In our study, 9% of the children presented to our hospital more than 24 hours after ingestion versus the 22% reported in a study from Pittsburgh on children who underwent oesophagoscopy for suspected FB [31]. The lack of awareness of harmful situations requiring emergency care and prompt intervention may lead to serious complications, e.g., as observed with button batteries, pins and magnets [4]. Preventive measures, e.g., pressure on manufacturers to package items appropriately for children below three years of age, effectively reduced toy ingestions in the U.S. in 2011 [8]. Furthermore, food and toys should not be marketed together to prevent children from ingesting toys. Legal measures to protect children from the growing problem of unintentional button battery ingestion are required and should include child-resistant packaging for batteries, child-resistant closures for all consumer products that use button batteries, and warnings regarding the potential danger of ingestion [52, 53].

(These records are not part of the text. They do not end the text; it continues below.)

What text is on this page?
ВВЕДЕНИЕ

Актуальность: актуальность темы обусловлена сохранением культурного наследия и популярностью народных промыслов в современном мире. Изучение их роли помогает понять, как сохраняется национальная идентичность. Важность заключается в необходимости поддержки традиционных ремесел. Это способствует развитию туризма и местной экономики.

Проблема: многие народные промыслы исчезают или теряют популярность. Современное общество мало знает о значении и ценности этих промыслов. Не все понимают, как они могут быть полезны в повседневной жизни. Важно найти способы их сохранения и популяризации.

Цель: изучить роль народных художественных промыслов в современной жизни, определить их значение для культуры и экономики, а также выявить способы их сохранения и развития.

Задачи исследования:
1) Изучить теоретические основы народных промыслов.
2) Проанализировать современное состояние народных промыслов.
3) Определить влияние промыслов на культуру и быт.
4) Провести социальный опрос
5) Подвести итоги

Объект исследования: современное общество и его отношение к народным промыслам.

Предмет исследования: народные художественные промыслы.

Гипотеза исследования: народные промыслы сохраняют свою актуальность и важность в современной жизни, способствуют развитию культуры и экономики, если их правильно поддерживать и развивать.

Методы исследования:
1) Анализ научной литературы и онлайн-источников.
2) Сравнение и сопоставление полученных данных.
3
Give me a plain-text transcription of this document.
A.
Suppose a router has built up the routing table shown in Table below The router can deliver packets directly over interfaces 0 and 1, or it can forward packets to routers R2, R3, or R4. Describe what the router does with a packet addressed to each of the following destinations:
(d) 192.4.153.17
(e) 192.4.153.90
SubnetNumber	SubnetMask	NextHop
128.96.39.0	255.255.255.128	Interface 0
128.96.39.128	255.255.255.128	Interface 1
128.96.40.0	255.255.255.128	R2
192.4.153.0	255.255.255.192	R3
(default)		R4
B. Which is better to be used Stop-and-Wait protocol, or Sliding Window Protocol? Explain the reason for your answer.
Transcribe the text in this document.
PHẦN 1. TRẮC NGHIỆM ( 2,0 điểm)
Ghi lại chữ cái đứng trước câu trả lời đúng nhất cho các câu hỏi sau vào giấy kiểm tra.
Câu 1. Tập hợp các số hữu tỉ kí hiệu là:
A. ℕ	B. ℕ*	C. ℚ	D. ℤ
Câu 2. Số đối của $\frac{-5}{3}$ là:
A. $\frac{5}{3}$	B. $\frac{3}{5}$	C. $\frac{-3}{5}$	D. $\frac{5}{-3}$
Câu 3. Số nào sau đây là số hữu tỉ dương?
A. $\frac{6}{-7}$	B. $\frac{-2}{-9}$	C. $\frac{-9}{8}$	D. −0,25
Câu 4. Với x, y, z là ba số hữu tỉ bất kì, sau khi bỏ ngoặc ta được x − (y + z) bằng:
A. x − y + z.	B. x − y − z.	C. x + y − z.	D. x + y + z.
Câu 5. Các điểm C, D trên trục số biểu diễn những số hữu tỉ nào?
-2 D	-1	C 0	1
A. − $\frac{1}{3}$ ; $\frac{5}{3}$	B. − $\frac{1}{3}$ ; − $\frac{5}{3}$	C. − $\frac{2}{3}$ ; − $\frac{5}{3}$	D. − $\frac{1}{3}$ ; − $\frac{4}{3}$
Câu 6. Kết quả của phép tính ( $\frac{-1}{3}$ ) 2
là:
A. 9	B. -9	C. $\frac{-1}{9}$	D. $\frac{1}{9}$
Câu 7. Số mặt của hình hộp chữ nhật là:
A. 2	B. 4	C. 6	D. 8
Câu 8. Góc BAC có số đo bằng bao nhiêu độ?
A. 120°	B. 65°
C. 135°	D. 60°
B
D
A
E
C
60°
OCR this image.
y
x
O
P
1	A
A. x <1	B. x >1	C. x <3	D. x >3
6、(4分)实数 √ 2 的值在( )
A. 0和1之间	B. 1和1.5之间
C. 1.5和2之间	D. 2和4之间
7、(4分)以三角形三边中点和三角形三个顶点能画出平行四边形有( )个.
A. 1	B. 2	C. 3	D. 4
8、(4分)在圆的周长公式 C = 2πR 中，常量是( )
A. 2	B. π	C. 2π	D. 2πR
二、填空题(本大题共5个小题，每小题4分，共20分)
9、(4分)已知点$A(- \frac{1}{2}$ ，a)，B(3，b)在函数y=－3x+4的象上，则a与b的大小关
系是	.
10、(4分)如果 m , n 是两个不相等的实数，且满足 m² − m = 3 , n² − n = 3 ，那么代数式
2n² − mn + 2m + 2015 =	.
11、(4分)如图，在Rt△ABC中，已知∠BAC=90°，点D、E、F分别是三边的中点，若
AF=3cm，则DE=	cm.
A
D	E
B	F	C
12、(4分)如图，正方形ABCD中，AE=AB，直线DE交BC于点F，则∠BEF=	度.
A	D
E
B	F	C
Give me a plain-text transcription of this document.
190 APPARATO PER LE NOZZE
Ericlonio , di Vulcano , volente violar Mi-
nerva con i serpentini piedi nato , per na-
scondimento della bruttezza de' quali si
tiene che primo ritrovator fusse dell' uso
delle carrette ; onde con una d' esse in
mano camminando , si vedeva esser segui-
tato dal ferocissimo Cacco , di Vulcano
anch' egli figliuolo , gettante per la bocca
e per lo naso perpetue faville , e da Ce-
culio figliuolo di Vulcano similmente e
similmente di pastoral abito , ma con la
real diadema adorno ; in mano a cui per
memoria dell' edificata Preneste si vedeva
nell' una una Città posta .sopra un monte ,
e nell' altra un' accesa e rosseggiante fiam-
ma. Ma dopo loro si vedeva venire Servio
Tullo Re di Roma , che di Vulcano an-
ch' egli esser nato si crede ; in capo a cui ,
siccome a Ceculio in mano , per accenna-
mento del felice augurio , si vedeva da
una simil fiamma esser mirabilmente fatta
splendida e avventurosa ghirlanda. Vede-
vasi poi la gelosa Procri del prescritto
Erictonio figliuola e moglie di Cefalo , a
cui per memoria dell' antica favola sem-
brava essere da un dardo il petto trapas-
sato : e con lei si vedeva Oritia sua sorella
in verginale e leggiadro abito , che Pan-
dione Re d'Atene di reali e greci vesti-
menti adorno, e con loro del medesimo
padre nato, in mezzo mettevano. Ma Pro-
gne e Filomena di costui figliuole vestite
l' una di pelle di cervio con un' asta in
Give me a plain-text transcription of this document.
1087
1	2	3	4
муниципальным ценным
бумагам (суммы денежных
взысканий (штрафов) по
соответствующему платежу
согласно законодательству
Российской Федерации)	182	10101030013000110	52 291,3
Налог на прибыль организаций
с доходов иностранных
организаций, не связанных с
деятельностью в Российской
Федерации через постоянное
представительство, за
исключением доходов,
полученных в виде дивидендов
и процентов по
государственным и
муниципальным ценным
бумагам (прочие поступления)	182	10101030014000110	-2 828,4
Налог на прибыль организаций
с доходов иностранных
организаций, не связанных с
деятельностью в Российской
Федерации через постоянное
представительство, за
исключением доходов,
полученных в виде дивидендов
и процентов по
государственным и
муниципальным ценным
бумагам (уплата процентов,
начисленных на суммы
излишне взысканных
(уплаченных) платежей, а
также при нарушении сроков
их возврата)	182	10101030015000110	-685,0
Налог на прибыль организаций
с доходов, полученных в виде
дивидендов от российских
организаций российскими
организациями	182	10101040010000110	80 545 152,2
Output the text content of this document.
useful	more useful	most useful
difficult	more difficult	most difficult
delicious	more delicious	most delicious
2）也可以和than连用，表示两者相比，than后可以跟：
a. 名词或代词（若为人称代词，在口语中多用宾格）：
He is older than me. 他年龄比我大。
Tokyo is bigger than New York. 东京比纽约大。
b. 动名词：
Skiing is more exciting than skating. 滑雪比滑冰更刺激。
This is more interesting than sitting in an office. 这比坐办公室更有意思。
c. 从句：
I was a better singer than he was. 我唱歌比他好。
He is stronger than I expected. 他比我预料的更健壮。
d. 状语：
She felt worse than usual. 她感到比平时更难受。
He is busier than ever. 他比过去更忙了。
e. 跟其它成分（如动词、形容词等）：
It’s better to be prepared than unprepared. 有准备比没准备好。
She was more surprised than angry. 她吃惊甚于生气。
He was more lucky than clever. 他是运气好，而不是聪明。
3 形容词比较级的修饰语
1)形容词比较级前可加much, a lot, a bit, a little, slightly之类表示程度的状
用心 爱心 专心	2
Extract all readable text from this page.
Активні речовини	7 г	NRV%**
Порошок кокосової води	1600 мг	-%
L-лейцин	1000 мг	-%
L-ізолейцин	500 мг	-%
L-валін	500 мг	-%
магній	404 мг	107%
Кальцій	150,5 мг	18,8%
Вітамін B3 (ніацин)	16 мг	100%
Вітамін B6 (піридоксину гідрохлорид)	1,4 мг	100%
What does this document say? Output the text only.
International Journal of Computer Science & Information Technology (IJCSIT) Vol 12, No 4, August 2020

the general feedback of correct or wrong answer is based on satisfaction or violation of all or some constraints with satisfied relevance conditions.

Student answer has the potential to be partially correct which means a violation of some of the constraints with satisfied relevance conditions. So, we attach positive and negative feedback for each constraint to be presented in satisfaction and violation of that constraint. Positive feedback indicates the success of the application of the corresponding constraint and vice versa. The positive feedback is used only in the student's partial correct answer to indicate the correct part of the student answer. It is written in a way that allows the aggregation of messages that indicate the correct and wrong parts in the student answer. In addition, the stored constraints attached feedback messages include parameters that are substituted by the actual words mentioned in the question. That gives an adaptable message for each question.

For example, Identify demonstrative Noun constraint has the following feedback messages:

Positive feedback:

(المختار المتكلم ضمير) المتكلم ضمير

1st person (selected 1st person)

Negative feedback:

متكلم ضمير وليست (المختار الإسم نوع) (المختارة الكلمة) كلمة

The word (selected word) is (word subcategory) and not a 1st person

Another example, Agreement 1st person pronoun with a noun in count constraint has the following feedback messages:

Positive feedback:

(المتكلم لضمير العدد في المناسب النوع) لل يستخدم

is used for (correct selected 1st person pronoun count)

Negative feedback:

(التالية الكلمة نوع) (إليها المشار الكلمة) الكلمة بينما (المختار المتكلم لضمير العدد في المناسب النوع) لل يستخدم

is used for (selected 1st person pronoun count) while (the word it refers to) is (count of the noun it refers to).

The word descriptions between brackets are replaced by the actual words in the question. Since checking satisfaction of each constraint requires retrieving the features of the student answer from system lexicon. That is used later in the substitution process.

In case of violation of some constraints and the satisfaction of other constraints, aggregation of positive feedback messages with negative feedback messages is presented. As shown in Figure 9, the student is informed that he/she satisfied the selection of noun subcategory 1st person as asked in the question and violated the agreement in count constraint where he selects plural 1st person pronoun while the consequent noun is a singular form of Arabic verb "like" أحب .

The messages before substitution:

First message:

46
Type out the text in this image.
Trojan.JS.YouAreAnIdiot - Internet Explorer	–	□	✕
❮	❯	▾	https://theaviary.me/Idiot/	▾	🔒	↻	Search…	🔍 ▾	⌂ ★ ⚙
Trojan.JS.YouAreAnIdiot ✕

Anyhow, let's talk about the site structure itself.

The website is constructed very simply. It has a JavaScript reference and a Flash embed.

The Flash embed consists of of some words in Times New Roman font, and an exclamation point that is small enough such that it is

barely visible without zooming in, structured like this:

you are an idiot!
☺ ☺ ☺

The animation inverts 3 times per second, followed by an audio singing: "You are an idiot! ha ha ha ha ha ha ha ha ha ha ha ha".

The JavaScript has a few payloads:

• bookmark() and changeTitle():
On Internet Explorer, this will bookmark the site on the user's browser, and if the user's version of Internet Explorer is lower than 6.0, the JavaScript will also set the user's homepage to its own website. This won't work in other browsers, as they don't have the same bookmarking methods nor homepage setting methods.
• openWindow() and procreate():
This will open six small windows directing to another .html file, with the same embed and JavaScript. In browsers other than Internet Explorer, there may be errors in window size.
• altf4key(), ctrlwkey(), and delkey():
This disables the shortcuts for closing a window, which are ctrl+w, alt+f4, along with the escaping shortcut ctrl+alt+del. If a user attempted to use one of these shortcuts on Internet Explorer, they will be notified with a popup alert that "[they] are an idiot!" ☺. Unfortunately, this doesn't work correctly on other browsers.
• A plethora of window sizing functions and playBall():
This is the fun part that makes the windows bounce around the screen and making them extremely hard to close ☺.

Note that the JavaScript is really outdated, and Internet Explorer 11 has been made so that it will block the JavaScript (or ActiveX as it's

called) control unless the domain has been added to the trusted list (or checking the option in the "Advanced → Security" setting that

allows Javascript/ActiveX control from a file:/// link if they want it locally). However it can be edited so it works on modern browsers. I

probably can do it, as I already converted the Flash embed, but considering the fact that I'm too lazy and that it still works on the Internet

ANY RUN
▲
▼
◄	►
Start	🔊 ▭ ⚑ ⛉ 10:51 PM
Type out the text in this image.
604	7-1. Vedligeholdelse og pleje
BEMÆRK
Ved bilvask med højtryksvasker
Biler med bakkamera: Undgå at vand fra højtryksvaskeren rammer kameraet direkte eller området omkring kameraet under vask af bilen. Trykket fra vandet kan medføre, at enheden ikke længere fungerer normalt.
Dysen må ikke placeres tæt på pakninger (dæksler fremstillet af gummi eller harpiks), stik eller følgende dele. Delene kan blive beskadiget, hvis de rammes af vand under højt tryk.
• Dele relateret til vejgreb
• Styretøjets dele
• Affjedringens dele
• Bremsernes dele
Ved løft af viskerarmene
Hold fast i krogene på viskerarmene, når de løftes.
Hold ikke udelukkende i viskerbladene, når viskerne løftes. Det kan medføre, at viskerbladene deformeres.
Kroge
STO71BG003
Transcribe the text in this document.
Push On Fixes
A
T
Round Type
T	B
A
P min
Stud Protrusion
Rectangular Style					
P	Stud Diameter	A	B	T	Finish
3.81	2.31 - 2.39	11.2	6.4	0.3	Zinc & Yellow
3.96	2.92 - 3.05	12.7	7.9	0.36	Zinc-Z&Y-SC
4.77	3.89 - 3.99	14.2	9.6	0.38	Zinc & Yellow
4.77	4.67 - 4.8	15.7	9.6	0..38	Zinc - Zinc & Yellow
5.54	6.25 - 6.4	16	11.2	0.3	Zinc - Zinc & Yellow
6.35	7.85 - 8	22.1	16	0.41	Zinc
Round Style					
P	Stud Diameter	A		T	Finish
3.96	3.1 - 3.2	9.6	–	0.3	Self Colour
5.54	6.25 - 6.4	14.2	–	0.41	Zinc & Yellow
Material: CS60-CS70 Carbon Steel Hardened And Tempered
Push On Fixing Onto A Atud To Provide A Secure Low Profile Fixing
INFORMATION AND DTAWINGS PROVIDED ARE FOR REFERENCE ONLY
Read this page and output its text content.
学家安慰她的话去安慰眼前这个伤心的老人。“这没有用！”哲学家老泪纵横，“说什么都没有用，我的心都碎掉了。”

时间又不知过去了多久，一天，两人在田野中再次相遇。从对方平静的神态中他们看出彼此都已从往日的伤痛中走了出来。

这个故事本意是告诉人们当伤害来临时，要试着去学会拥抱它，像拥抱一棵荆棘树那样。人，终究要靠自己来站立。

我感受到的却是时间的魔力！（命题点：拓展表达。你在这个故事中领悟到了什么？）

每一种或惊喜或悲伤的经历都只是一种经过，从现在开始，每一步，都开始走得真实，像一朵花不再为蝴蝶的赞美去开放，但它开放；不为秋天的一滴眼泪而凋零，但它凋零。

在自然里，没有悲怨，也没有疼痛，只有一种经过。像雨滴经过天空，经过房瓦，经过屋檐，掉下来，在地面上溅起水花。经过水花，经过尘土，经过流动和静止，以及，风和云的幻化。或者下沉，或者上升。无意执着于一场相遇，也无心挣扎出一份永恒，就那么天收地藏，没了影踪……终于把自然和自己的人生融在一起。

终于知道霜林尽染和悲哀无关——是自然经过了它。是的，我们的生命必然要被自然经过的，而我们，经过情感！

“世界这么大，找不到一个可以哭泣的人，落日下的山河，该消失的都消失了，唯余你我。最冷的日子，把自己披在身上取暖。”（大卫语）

Finally, few limitations of this study should be underlined. First, as we incorporated a retrospective study design, the conditions may not be ideal and lack some relevant information not available from the electronic patient file. In addition, we only captured information from patients who presented to our hospital, which, as in many other studies, underestimates the real frequency of accidental ingestions among children. Additionally, comparability among related studies is limited, as patient selection and categorization of objects may differ, and age groups may vary [5].